The earliest documented instance of a person being revived by mouth-to-mouth resuscitation (also known as "expired-air respiration") took place on 3 December 1732 in the Clackmannanshire town of Alloa in Scotland, UK. The incident was described by surgeon William Trossach in volume 5, part 2 of the Edinburgh Society's Medical Essays and Observations, published in 1744.


The patient was a man called James Blair, who had been one of the first to descend into a coal mine following a fire. He had been overwhelmed by fumes and collapsed at the bottom of a long ladder. William Trossach estimated that Blair lay in the mine for between 30 and 45 minutes, before being pulled back out by a second rescue team. When he reached the surface, he was not breathing and had no detectable pulse.

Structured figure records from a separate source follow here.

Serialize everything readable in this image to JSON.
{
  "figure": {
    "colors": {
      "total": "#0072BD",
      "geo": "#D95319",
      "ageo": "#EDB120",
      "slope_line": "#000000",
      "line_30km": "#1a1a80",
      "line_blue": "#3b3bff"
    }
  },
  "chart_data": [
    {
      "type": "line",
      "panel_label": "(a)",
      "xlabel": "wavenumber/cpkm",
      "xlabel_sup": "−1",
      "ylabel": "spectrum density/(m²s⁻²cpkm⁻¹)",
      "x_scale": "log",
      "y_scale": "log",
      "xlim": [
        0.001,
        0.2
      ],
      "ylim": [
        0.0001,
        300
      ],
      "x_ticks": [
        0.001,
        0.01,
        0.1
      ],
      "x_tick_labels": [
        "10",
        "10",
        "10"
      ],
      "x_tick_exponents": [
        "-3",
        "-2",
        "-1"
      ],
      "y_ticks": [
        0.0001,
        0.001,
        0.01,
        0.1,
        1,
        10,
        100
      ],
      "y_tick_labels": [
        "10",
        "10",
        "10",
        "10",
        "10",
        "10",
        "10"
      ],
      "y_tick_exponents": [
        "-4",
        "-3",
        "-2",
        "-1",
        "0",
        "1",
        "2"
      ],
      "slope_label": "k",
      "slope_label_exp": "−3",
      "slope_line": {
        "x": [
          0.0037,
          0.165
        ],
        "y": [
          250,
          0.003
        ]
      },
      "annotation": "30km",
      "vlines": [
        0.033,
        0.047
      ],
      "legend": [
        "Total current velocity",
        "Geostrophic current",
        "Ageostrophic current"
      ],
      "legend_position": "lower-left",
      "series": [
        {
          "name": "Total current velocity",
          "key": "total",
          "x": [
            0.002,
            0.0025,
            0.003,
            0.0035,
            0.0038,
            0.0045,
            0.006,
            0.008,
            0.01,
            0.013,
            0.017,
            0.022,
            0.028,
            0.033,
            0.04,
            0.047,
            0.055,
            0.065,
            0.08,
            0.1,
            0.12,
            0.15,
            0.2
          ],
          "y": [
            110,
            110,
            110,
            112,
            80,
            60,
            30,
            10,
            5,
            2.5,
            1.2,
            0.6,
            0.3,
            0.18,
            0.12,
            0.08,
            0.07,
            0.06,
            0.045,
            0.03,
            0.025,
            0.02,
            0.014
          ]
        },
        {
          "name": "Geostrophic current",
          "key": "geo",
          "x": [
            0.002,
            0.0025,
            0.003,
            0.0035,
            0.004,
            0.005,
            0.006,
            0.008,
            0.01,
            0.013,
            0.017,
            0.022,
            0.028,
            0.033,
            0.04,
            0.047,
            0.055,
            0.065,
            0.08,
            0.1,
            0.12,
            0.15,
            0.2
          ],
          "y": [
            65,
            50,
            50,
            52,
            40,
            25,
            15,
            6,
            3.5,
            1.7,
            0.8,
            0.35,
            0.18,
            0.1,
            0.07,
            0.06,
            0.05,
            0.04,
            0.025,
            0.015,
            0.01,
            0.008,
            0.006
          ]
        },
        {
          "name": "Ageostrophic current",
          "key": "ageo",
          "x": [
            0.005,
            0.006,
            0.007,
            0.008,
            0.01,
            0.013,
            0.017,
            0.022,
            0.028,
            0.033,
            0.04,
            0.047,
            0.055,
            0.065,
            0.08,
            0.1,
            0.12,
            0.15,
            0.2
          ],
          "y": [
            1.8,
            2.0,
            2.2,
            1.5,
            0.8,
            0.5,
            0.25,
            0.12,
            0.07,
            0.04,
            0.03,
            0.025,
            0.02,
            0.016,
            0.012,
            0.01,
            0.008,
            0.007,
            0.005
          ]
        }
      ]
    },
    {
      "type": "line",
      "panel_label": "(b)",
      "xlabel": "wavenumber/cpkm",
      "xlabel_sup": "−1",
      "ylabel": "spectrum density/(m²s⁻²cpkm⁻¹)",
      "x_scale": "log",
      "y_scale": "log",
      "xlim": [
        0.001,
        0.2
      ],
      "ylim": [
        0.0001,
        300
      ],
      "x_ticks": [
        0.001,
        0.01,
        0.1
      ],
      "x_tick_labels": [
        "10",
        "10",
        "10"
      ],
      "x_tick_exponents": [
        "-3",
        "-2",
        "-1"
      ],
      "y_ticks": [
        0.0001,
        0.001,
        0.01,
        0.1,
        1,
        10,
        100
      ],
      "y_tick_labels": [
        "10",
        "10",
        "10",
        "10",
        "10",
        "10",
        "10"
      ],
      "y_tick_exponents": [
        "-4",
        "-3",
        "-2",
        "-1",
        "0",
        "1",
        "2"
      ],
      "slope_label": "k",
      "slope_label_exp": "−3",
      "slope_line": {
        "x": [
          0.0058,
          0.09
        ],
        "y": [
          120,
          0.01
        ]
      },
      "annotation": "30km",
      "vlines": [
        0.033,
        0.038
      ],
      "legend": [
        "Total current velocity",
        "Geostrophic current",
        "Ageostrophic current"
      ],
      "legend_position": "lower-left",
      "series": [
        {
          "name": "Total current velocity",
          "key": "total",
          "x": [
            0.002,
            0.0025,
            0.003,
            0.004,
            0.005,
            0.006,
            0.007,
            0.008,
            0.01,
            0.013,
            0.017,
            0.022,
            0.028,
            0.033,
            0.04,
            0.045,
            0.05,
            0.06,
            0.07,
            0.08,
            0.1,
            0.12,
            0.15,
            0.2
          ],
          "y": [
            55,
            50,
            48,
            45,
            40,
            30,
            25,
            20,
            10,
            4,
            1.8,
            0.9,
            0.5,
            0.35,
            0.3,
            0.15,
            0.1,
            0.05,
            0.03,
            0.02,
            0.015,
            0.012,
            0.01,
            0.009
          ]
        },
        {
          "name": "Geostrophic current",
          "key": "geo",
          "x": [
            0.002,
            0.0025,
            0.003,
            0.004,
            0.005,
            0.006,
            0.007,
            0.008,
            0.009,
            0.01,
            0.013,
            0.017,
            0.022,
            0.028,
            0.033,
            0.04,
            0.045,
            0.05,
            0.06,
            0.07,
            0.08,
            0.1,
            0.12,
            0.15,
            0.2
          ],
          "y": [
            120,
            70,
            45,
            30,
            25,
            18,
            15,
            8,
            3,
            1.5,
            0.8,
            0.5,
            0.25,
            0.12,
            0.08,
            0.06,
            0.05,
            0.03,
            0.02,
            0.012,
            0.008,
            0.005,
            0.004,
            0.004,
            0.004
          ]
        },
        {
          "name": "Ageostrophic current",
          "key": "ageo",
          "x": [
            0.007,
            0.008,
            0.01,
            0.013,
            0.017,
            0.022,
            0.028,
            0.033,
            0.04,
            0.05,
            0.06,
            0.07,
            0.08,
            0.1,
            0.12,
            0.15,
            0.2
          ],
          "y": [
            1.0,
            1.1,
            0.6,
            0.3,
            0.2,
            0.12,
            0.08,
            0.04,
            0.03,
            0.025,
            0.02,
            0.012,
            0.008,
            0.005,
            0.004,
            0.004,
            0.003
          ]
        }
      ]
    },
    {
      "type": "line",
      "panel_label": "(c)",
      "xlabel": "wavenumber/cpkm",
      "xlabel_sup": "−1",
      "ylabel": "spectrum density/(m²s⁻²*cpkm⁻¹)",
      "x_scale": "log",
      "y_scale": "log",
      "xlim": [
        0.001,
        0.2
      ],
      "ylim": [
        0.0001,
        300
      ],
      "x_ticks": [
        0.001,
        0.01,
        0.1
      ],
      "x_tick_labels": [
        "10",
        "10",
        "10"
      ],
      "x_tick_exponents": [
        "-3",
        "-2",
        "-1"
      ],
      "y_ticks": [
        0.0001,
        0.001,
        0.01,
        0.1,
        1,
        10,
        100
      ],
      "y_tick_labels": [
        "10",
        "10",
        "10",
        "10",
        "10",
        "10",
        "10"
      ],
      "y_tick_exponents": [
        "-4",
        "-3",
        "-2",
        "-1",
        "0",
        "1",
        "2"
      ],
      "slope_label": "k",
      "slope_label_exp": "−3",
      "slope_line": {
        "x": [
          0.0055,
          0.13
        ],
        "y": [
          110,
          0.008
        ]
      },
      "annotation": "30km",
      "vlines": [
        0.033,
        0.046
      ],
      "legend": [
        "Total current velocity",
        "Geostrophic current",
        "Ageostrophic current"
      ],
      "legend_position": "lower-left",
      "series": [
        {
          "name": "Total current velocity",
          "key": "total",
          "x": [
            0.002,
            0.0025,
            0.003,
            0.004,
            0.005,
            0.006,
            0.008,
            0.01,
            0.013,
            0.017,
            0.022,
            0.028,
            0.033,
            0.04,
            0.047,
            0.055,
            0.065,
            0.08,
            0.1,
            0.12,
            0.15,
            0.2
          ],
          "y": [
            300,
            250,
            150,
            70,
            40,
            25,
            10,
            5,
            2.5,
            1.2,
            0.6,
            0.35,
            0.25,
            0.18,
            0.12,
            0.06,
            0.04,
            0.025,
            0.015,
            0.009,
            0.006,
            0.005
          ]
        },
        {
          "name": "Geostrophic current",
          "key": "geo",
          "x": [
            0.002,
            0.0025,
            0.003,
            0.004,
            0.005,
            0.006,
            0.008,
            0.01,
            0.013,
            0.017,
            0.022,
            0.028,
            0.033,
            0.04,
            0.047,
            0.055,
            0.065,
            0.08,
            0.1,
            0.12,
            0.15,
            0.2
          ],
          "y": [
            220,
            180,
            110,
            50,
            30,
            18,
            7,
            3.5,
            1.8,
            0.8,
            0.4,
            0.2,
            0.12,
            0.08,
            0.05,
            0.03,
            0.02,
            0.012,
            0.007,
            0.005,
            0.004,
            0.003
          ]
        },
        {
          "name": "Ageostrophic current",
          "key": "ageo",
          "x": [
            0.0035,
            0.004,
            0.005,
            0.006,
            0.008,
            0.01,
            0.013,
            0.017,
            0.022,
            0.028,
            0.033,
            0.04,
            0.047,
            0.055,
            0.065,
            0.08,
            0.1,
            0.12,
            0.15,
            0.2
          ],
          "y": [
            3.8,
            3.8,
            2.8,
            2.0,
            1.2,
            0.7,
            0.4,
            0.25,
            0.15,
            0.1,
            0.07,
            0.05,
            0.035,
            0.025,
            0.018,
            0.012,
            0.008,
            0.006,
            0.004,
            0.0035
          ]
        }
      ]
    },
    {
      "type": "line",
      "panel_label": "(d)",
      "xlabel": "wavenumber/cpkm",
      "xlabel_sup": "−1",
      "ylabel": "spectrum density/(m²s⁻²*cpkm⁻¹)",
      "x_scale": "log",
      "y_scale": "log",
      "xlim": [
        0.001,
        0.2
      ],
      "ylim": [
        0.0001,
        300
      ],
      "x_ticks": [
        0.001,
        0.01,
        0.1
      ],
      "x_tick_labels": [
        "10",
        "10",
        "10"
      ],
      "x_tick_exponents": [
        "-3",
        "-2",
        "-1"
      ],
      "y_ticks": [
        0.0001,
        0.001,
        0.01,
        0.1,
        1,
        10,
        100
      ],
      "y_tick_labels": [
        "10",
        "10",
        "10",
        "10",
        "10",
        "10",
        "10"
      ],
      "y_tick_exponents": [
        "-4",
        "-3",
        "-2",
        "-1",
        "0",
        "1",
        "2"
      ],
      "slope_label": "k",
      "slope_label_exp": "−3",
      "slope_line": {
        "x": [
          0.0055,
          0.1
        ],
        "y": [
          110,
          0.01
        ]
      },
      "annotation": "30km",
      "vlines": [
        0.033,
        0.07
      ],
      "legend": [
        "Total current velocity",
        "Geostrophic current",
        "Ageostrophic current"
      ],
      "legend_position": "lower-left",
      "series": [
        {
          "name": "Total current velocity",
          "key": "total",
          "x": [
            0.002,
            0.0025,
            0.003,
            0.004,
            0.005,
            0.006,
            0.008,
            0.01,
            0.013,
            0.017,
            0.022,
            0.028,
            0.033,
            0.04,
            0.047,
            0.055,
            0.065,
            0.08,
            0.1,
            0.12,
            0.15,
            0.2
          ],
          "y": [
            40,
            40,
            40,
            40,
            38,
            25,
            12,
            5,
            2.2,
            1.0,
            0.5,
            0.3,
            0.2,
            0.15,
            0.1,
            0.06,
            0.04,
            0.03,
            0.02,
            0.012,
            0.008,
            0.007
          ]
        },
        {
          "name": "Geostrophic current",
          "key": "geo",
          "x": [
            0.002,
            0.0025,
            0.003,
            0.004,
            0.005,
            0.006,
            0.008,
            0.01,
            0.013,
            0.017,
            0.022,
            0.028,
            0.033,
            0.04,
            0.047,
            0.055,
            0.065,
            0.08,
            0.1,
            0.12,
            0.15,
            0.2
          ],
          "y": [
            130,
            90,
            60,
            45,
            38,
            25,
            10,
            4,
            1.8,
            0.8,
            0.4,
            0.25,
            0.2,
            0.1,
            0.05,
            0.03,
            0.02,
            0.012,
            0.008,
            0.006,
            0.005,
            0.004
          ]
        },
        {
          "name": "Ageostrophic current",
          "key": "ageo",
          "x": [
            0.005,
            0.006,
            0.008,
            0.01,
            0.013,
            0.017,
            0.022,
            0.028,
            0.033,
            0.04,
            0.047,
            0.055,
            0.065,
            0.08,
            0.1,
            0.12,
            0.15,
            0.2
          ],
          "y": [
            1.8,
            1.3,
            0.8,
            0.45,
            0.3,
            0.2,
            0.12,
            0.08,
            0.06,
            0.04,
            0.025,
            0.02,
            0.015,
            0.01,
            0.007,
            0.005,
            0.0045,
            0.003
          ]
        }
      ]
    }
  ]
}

Dr Trossach began performing mouth-to-mouth resuscitation as soon as Blair was brought up, and was able to detect a very faint pulse after a few breaths. He continued for a little longer, until Blair began breathing unaided. Although breathing again, Blair remained unresponsive and cold to the touch, with his eyes open and motionless.

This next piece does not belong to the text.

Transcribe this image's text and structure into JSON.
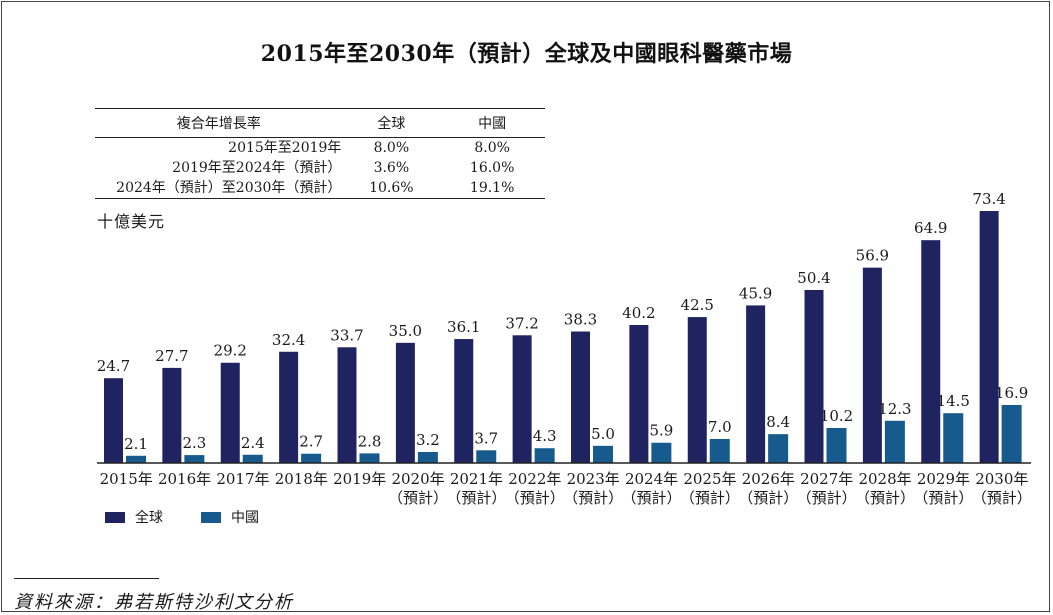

As the stricken man gave no indication that he would regain consciousness, Dr Trossach followed up his correct impulse with a few more dubious treatments from the arsenal of an eighteenth-century physician. This included bleeding the man, massaging his body ("to assist the motion of the blood") and administering sal volatile (a powerful-smelling solution of ammonium carbonate in alcohol).

After an hour, Blair's eyes began to move and eventually he yawned and regained consciousness. He was disoriented, and had no awareness that any time had passed since he'd collapsed the mine, but was otherwise fine. Within a week, he was back at work, with no apparent ill-effects aside from pain in he back from being dragged up the ladder by his rescuers.

Although this is the first unambiguous appearance of the practice in medical literature, William Trossach can't really be called the inventor of expired-air respiration. It is thought that it has been employed by midwives since time immemorial, but the details of their work rarely appeared in written records.

Though it does not appear to have made much of an impact at the time of publication, interest in Trossach's paper was revived in the 1770s by people involved in what became known as "humane societies". These were groups of volunteers that appeared in London, Amsterdam, and a few other places in the late 18th century dedicated to trying to revive victims of drowning.